Types of camps and typical conditions

Camps in Norway were not uniform. Common types included:

  • Transit and holding camps used to gather prisoners before deportation or transfer to mainland Europe;
  • Forced-labour sites and work detachments where prisoners performed construction, road-building, mining, or military-support tasks;
  • Concentration and incarceration camps for political prisoners, members of the resistance, and civilians; and
  • Prisoner-of-war compounds, often run under brutal conditions, notably for Soviet POWs.
  • Conditions varied by camp and period but often involved overcrowding, insufficient food, harsh climate exposure, forced labour, and mistreatment by guards. Mortality rates were high in some prisoner groups, particularly among Soviet POWs and deported groups.

Notable sites

Several camps are well documented in Norwegian history. Grini, near Oslo, became the largest and most prominent incarceration camp for political prisoners and resistance members. Falstad in central Norway is known for executions and harsh treatment. Other known camps and compounds included Berg (used in part for Jews before deportation), Espeland and Ulven near Bergen, and a number of smaller installations scattered from the south to the far north of the country.

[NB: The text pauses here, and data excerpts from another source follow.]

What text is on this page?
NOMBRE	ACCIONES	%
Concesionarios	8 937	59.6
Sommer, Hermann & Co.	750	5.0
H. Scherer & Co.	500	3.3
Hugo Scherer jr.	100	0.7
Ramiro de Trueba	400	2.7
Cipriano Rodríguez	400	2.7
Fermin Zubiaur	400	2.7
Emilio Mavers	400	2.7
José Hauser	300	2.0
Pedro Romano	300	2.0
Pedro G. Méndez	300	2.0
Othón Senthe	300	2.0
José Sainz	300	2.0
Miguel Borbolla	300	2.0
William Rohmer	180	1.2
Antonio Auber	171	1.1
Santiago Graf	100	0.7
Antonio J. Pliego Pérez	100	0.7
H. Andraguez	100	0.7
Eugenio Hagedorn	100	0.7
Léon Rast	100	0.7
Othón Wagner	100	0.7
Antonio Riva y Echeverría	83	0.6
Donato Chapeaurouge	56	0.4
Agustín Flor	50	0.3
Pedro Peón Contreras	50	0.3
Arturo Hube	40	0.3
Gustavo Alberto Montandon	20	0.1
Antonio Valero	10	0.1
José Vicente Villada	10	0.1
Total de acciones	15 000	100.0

Many of these places have been subject to local research, commemoration, or conversion into museums and memorials.

Administration and responsibility

The camps were operated under German authority—variously by the SS, the Wehrmacht, the Gestapo, or other occupying institutions—and often with assistance from Norwegian collaborationist structures such as parts of the police and administrative bodies. This shared responsibility has been an important subject of legal and historical scrutiny in postwar Norway.

Scale, victims, and deportations

Exact counts of camps and inmates are difficult because many sites were temporary or poorly documented. Scholarly projects and local inquiries have produced differing totals but consistently show that hundreds of separate sites were used for imprisonment or forced labour. Victim groups included thousands of political detainees, hundreds deported to Nazi extermination or concentration camps, and large numbers of Soviet POWs who suffered very high death rates. The wartime deportation of Norway’s Jewish population—many of whom were first held in local facilities—resulted in a significant portion being sent to killing centres in occupied Europe.

Research, remembrance and education

Since 1945 historians, survivors, municipalities and national institutions have worked to document the camps and preserve memory. Local museums, memorials at former camp sites, and national research projects systematically record names, locations and testimonies to create a fuller picture of the occupation’s detention system. For more on ongoing cataloguing and study of these sites see research project resources.

Understanding the full extent of Nazi camps in Norway requires attention to both the major, well-known camps and the many smaller or temporary facilities that together formed a coercive system under occupation. The topic remains an active field of research and public remembrance in Norway, central to debates about responsibility, resistance and the experiences of victims.